Liam White e Joshua Thompson, cameraman e registi della Progress Film Company, scelgono un approccio più giornalistico che da filmmaker. Invece di cercare conferme alle proprie opinioni, ascoltano e riportano. Dice White: “Solo adottando uno stile simile potevamo permettere alla comunità di esprimersi liberamente senza che ciò che dicessero fosse manipolato”.

Nel filmato si vede un padre di famiglia che se la prende con annunci pubblicitari che alimentano il consumismo, altri che incolpano le famiglie dei ragazzi arrestati, i più che individuano la causa delle rivolte nell’assenza di prospettive lavorative e universitarie per i giovani di quei quartieri.

Man mano che le testimonianze dei residenti si susseguono diviene chiaro che dietro a violenza e distruzioni, si nascondono interrogativi più grandi dei riot stessi, come confida Thompson: “Non giustifico la violenza di quei giorni, e anzi credo che abbia indebolito le posizioni di chi protestava.
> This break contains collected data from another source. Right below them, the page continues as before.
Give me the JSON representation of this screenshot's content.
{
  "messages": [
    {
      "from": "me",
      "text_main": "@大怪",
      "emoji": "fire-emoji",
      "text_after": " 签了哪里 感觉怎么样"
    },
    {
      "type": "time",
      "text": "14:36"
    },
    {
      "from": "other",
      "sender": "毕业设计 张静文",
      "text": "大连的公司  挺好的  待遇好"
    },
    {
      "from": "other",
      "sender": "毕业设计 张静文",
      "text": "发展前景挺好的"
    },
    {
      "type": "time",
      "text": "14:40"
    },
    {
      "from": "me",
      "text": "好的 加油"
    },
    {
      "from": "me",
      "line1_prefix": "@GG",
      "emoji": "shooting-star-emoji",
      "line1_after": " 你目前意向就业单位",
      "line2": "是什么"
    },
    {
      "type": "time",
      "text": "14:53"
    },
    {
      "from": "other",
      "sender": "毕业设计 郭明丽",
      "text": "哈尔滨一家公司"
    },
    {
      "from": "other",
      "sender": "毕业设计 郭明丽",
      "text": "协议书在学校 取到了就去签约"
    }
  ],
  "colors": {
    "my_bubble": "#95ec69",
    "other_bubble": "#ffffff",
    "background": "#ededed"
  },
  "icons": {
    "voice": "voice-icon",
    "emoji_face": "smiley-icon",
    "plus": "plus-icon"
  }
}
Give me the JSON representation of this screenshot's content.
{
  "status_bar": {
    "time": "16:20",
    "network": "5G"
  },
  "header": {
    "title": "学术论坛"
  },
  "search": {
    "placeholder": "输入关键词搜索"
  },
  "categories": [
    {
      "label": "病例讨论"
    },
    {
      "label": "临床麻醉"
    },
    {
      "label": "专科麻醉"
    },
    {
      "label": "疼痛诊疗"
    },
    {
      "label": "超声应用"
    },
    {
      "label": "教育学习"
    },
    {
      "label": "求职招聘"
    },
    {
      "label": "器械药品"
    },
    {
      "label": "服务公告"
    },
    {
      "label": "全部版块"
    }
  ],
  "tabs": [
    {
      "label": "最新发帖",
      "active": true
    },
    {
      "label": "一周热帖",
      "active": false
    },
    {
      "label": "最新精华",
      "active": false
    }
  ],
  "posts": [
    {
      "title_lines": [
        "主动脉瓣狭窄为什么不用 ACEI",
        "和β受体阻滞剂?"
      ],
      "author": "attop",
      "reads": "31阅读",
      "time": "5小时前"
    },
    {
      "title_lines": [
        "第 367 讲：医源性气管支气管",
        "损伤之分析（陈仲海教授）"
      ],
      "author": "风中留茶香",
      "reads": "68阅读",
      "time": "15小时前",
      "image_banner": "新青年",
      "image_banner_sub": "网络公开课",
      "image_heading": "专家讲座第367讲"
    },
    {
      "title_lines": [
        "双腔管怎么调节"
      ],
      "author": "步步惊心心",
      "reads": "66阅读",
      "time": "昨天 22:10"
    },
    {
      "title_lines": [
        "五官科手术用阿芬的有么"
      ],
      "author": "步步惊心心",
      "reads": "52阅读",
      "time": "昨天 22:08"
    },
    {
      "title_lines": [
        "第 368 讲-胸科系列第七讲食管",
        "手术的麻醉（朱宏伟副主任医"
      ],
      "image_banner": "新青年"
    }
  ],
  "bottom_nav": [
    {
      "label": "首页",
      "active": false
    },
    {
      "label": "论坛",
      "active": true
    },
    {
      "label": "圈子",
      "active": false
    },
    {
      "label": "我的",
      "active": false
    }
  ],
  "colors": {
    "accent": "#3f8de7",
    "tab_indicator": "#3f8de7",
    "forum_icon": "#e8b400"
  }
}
Ma ora vedo quella violenza come un ‘coperchio che stava per esplodere’, come ha detto un residente. Una comunità condannata all’indifferenza del governo che, stanca di chiedere senza venir ascoltata, dà vita a una protesta che non poteva essere ignorata”.

Ci sono ragioni politiche dietro ai disordini, e la sensazione delle comunità più povere di portar sulle proprie spalle il peso della recessione e dei tagli che ne derivano. Thompson sottolinea che i testimoni “parlano di un governo che sta abbandonando la loro comunità e una parte d’Inghilterra, dell’aumento delle tasse e dell’assenza di lavoro, denunciano discriminazioni razziali e sociali. Senza assolutamente assolvere chi approfitta dei benefit per non lavorare, accusandoli anzi di abusare del sistema e di essere la parte malata della società”.

In ogni caso, non credo che quello che i rioter si sono “ripresi” materialmente con i saccheggi gli spetti di diritto, ma hanno ragione quelli che pensano che di diritto gli spettino le stesse possibilità del resto della città di costruirsi un futuro.

Che si condividano o no le opinioni espresse nel documentario, London Riots fornisce una testimonianza diretta delle cause che hanno prodotto quei disordini, più delle analisi da scrivania. Lasciando a chi lo guarda la possibilità di farsi la propria opinione, o di cambiare idea com’è successo al regista Liam White: “Ingenuamente credevo fossero solo piccoli criminali locali che approfittavano della situazione per assicurarsi un iPhone o l’ultimo modello di scarpe Nike. Poi più li ascoltavo e più emergeva un senso di profonda ingiustizia verso autorità locali e centrali. Le problematiche cui queste persone sono esposte sono più ampie e complesse di quello che si pensa comunemente”.